Mr. Harris' Blog

Welcome... I hope this blog can be useful, particularly to parents and the community, as another way to stay connected to what's going on around McNair. Find out more about McNair school counseling by clicking around the blog or reading my program brochure. Students can use my "Mr. Harris Please Help" form to let me know they need to chat. Please browse around and contact me (aharris@hazelwoodschools.org/314-953-4708) if you just cannot find what you're looking for! It's my pleasure to serve McNair and the community.

Child just needs more help?

Here are a couple options for therapy at no charge:
- Family Solutions for Kids offers a great variety of services to meet the needs of children and their families including therapy and psychiatric services (brochure).
- Community Psychological Service (at UMSL) offers therapy for children & families for a variety of concerns. Psychological evaluation is also offered.
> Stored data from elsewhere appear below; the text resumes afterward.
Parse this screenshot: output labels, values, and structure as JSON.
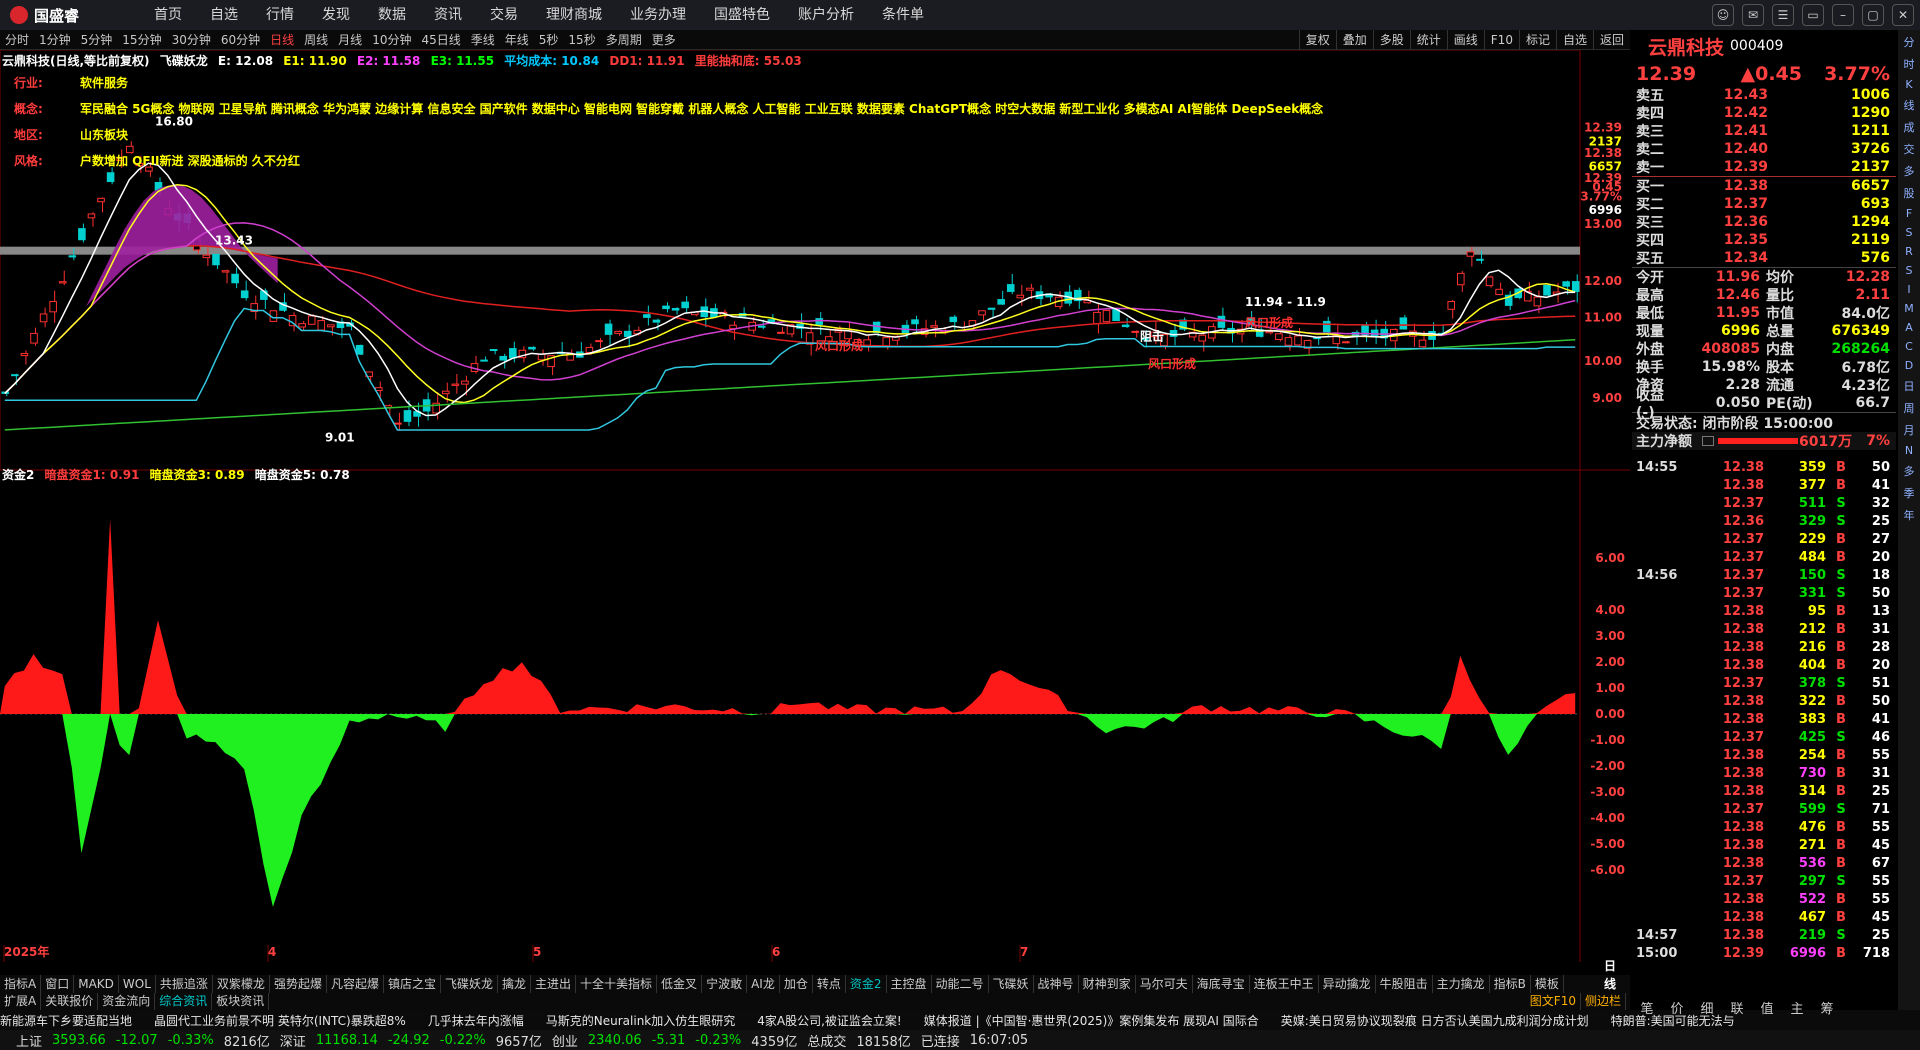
{
  "app": {
    "logo": "国盛睿"
  },
  "menu": [
    "首页",
    "自选",
    "行情",
    "发现",
    "数据",
    "资讯",
    "交易",
    "理财商城",
    "业务办理",
    "国盛特色",
    "账户分析",
    "条件单"
  ],
  "period_tabs": [
    "分时",
    "1分钟",
    "5分钟",
    "15分钟",
    "30分钟",
    "60分钟",
    "日线",
    "周线",
    "月线",
    "10分钟",
    "45日线",
    "季线",
    "年线",
    "5秒",
    "15秒",
    "多周期",
    "更多"
  ],
  "right_toolbar": [
    "复权",
    "叠加",
    "多股",
    "统计",
    "画线",
    "F10",
    "标记",
    "自选",
    "返回"
  ],
  "legend1": [
    {
      "t": "云鼎科技(日线,等比前复权)",
      "c": "#ffffff"
    },
    {
      "t": "飞碟妖龙",
      "c": "#ffffff"
    },
    {
      "t": "E: 12.08",
      "c": "#ffffff"
    },
    {
      "t": "E1: 11.90",
      "c": "#ffff00"
    },
    {
      "t": "E2: 11.58",
      "c": "#ff40ff"
    },
    {
      "t": "E3: 11.55",
      "c": "#00ff00"
    },
    {
      "t": "平均成本: 10.84",
      "c": "#00c8ff"
    },
    {
      "t": "DD1: 11.91",
      "c": "#ff3c3c"
    },
    {
      "t": "里能抽和底: 55.03",
      "c": "#ff3c3c"
    }
  ],
  "info": [
    {
      "k": "行业:",
      "v": "软件服务"
    },
    {
      "k": "概念:",
      "v": "军民融合 5G概念 物联网 卫星导航 腾讯概念 华为鸿蒙 边缘计算 信息安全 国产软件 数据中心 智能电网 智能穿戴 机器人概念 人工智能 工业互联 数据要素 ChatGPT概念 时空大数据 新型工业化 多模态AI AI智能体 DeepSeek概念"
    },
    {
      "k": "地区:",
      "v": "山东板块"
    },
    {
      "k": "风格:",
      "v": "户数增加 QFII新进 深股通标的 久不分红"
    }
  ],
  "legend2": [
    {
      "t": "资金2",
      "c": "#ffffff"
    },
    {
      "t": "暗盘资金1: 0.91",
      "c": "#ff3c3c"
    },
    {
      "t": "暗盘资金3: 0.89",
      "c": "#ffff00"
    },
    {
      "t": "暗盘资金5: 0.78",
      "c": "#ffffff"
    }
  ],
  "chart_data": [
    {
      "type": "candlestick",
      "title": "云鼎科技(日线,等比前复权)",
      "y_axis_ticks": [
        "12.39",
        "2137",
        "12.38",
        "6657",
        "12.39",
        "0.45",
        "3.77%",
        "6996",
        "13.00",
        "12.00",
        "11.00",
        "10.00",
        "9.00"
      ],
      "annotations": [
        "16.80",
        "13.43",
        "9.01",
        "11.94 - 11.9",
        "风口形成",
        "风口形成",
        "风口形成",
        "阻击"
      ],
      "month_labels": [
        "2025年",
        "4",
        "5",
        "6",
        "7"
      ],
      "ylim": [
        8.6,
        17.2
      ]
    },
    {
      "type": "area",
      "title": "资金2",
      "y_axis_ticks": [
        "6.00",
        "4.00",
        "3.00",
        "2.00",
        "1.00",
        "0.00",
        "-1.00",
        "-2.00",
        "-3.00",
        "-4.00",
        "-5.00",
        "-6.00"
      ],
      "ylim": [
        -9,
        9
      ],
      "series": [
        {
          "name": "暗盘资金1",
          "values": [
            0.91
          ]
        },
        {
          "name": "暗盘资金3",
          "values": [
            0.89
          ]
        },
        {
          "name": "暗盘资金5",
          "values": [
            0.78
          ]
        }
      ]
    }
  ],
  "bottom_x": "日线",
  "bottom_tabs": [
    "指标A",
    "窗口",
    "MAKD",
    "WOL",
    "共振追涨",
    "双紫檬龙",
    "强势起爆",
    "凡容起爆",
    "镇店之宝",
    "飞碟妖龙",
    "擒龙",
    "主进出",
    "十全十美指标",
    "低金叉",
    "宁波敢",
    "AI龙",
    "加仓",
    "转点",
    "资金2",
    "主控盘",
    "动能二号",
    "飞碟妖",
    "战神号",
    "财神到家",
    "马尔可夫",
    "海底寻宝",
    "连板王中王",
    "异动擒龙",
    "牛股阻击",
    "主力擒龙",
    "指标B",
    "模板"
  ],
  "second_tabs": [
    "扩展A",
    "关联报价",
    "资金流向",
    "综合资讯",
    "板块资讯"
  ],
  "right_tags": [
    "图文F10",
    "侧边栏"
  ],
  "news": [
    "新能源车下乡要适配当地",
    "晶圆代工业务前景不明 英特尔(INTC)暴跌超8%",
    "几乎抹去年内涨幅",
    "马斯克的Neuralink加入仿生眼研究",
    "4家A股公司,被证监会立案!",
    "媒体报道 |《中国智·惠世界(2025)》案例集发布 展现AI 国际合",
    "英媒:美日贸易协议现裂痕 日方否认美国九成利润分成计划",
    "特朗普:美国可能无法与"
  ],
  "status": [
    {
      "t": "上证",
      "c": "#dddddd"
    },
    {
      "t": "3593.66",
      "c": "#00e000"
    },
    {
      "t": "-12.07",
      "c": "#00e000"
    },
    {
      "t": "-0.33%",
      "c": "#00e000"
    },
    {
      "t": "8216亿",
      "c": "#dddddd"
    },
    {
      "t": "深证",
      "c": "#dddddd"
    },
    {
      "t": "11168.14",
      "c": "#00e000"
    },
    {
      "t": "-24.92",
      "c": "#00e000"
    },
    {
      "t": "-0.22%",
      "c": "#00e000"
    },
    {
      "t": "9657亿",
      "c": "#dddddd"
    },
    {
      "t": "创业",
      "c": "#dddddd"
    },
    {
      "t": "2340.06",
      "c": "#00e000"
    },
    {
      "t": "-5.31",
      "c": "#00e000"
    },
    {
      "t": "-0.23%",
      "c": "#00e000"
    },
    {
      "t": "4359亿",
      "c": "#dddddd"
    },
    {
      "t": "总成交",
      "c": "#dddddd"
    },
    {
      "t": "18158亿",
      "c": "#dddddd"
    },
    {
      "t": "已连接",
      "c": "#dddddd"
    },
    {
      "t": "16:07:05",
      "c": "#dddddd"
    }
  ],
  "stock": {
    "name": "云鼎科技",
    "code": "000409",
    "price": "12.39",
    "change": "▲0.45",
    "pct": "3.77%"
  },
  "asks": [
    {
      "l": "卖五",
      "p": "12.43",
      "v": "1006"
    },
    {
      "l": "卖四",
      "p": "12.42",
      "v": "1290"
    },
    {
      "l": "卖三",
      "p": "12.41",
      "v": "1211"
    },
    {
      "l": "卖二",
      "p": "12.40",
      "v": "3726"
    },
    {
      "l": "卖一",
      "p": "12.39",
      "v": "2137"
    }
  ],
  "bids": [
    {
      "l": "买一",
      "p": "12.38",
      "v": "6657"
    },
    {
      "l": "买二",
      "p": "12.37",
      "v": "693"
    },
    {
      "l": "买三",
      "p": "12.36",
      "v": "1294"
    },
    {
      "l": "买四",
      "p": "12.35",
      "v": "2119"
    },
    {
      "l": "买五",
      "p": "12.34",
      "v": "576"
    }
  ],
  "stats": [
    {
      "a": "今开",
      "b": "11.96",
      "bc": "#ff4040",
      "c": "均价",
      "d": "12.28",
      "dc": "#ff4040"
    },
    {
      "a": "最高",
      "b": "12.46",
      "bc": "#ff4040",
      "c": "量比",
      "d": "2.11",
      "dc": "#ff4040"
    },
    {
      "a": "最低",
      "b": "11.95",
      "bc": "#ff4040",
      "c": "市值",
      "d": "84.0亿",
      "dc": "#dddddd"
    },
    {
      "a": "现量",
      "b": "6996",
      "bc": "#ffff00",
      "c": "总量",
      "d": "676349",
      "dc": "#ffff00"
    },
    {
      "a": "外盘",
      "b": "408085",
      "bc": "#ff4040",
      "c": "内盘",
      "d": "268264",
      "dc": "#00e000"
    },
    {
      "a": "换手",
      "b": "15.98%",
      "bc": "#dddddd",
      "c": "股本",
      "d": "6.78亿",
      "dc": "#dddddd"
    },
    {
      "a": "净资",
      "b": "2.28",
      "bc": "#dddddd",
      "c": "流通",
      "d": "4.23亿",
      "dc": "#dddddd"
    },
    {
      "a": "收益(-)",
      "b": "0.050",
      "bc": "#dddddd",
      "c": "PE(动)",
      "d": "66.7",
      "dc": "#dddddd"
    }
  ],
  "trade_status": "交易状态: 闭市阶段 15:00:00",
  "main_flow": {
    "label": "主力净额",
    "value": "6017万",
    "pct": "7%"
  },
  "ticks": [
    [
      "14:55",
      "12.38",
      "359",
      "B",
      "50"
    ],
    [
      "",
      "12.38",
      "377",
      "B",
      "41"
    ],
    [
      "",
      "12.37",
      "511",
      "S",
      "32"
    ],
    [
      "",
      "12.36",
      "329",
      "S",
      "25"
    ],
    [
      "",
      "12.37",
      "229",
      "B",
      "27"
    ],
    [
      "",
      "12.37",
      "484",
      "B",
      "20"
    ],
    [
      "14:56",
      "12.37",
      "150",
      "S",
      "18"
    ],
    [
      "",
      "12.37",
      "331",
      "S",
      "50"
    ],
    [
      "",
      "12.38",
      "95",
      "B",
      "13"
    ],
    [
      "",
      "12.38",
      "212",
      "B",
      "31"
    ],
    [
      "",
      "12.38",
      "216",
      "B",
      "28"
    ],
    [
      "",
      "12.38",
      "404",
      "B",
      "20"
    ],
    [
      "",
      "12.37",
      "378",
      "S",
      "51"
    ],
    [
      "",
      "12.38",
      "322",
      "B",
      "50"
    ],
    [
      "",
      "12.38",
      "383",
      "B",
      "41"
    ],
    [
      "",
      "12.37",
      "425",
      "S",
      "46"
    ],
    [
      "",
      "12.38",
      "254",
      "B",
      "55"
    ],
    [
      "",
      "12.38",
      "730",
      "B",
      "31"
    ],
    [
      "",
      "12.38",
      "314",
      "B",
      "25"
    ],
    [
      "",
      "12.37",
      "599",
      "S",
      "71"
    ],
    [
      "",
      "12.38",
      "476",
      "B",
      "55"
    ],
    [
      "",
      "12.38",
      "271",
      "B",
      "45"
    ],
    [
      "",
      "12.38",
      "536",
      "B",
      "67"
    ],
    [
      "",
      "12.37",
      "297",
      "S",
      "55"
    ],
    [
      "",
      "12.38",
      "522",
      "B",
      "55"
    ],
    [
      "",
      "12.38",
      "467",
      "B",
      "45"
    ],
    [
      "14:57",
      "12.38",
      "219",
      "S",
      "25"
    ],
    [
      "15:00",
      "12.39",
      "6996",
      "B",
      "718"
    ]
  ],
  "right_bottom_tabs": [
    "笔",
    "价",
    "细",
    "联",
    "值",
    "主",
    "筹"
  ],
  "side_icons": [
    "分",
    "时",
    "K",
    "线",
    "成",
    "交",
    "多",
    "股",
    "F",
    "S",
    "R",
    "S",
    "I",
    "M",
    "A",
    "C",
    "D",
    "日",
    "周",
    "月",
    "N",
    "多",
    "季",
    "年"
  ]
}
Wednesday, October 5, 2011

Forced Apologies?


Being around a lot of kids every day means seeing lots of lessons learned for them and me.  Over the years, I've tried many approaches to helping students resolve conflict.  One of them I've found that doesn't seem to work all that well is "Now, say your sorry!".  What good does it do if it's not genuine?  Probably none at all, except making ME feel like I had some closure on the situation.  I'm not saying that we shouldn't teach our kids the value of apologies, but a little patience with closing the deal might make for a more genuine and unexpected outcome.  I thought this article captured the essence of the problem...  Why forcing your kids to apologize is a bad idea. - By Emily Bazelon - Slate Magazine:

Protecting Our Children

When parents think of protecting their children, I believe they most often think of "stranger danger".  While children need to know how to handle the threat of strangers, what they might lack is an awareness of the potential threat of people they may already be familiar with.  Jewish Family & Children's Services (JF&CS) is an agency that takes aim at training children and adults on preventing sexual abuse through it's Child Abuse Prevention Program (CAPP).  Four years ago, one of our parents told me about the CAPP program.  After a quick phone call, Jennifer Bernstein, the coordinator of the program came to show us what it was about.  What a relief it was to know that such a service existed and the program was offered free. The truth is that as a school counselor of young children, the idea that so many children may be victims of sexual abuse, and many never tell, weighs heavy (Statistics).  So again this year, our students will have the opportunity to hear the age appropriate presentations and learn a language that will make them more confident if they are are every confronted with a potentially frightening situation.  Parents are invited to preview the program Monday, October 10, 2011 at 7pm in McNair's library.  I would love if we had a big crowd, because I believe this information is something that every parent would benefit from hearing.

Sunday, October 2, 2011

You Have to Accentuate the Positive

This is the 4th year McNair has been an active PBIS (Positive Behavior Interventions & Supports) school.  You may hear your child talking about the “Wildcat Ways to Be”.  This refers to the 5 school-wide expectations; Responsible, Respectful, Cooperative, Kind, & Safe.  Every Monday morning this school year, Dr. Roper reads a message to encourage positive thinking and behavior which culminates with “make it a great day, or not, the choice is yours”.  Immediately following the announcement, teachers deliver a half hour lesson/activity that correlates with the message.  Every Friday morning, each classroom holds a class meeting.  This gives students and teachers a chance to communicate intentionally on issues that are important to the success of the classroom and sometimes includes team building activities.  A group of staff meet monthly to look at trends in behavior data and our efforts to create an ideal climate for learning.   Based on our school effort last school-year in the area of school-wide behavior supports, McNair earned an Award of Excellence from the Missouri Department of Elementary and Secondary Education.  McNair received a banner signifying the achievement which now hangs in the cafeteria.  Thank you parents for your continued hard work and support for the school.  Together, all of these efforts really seem to be making a difference!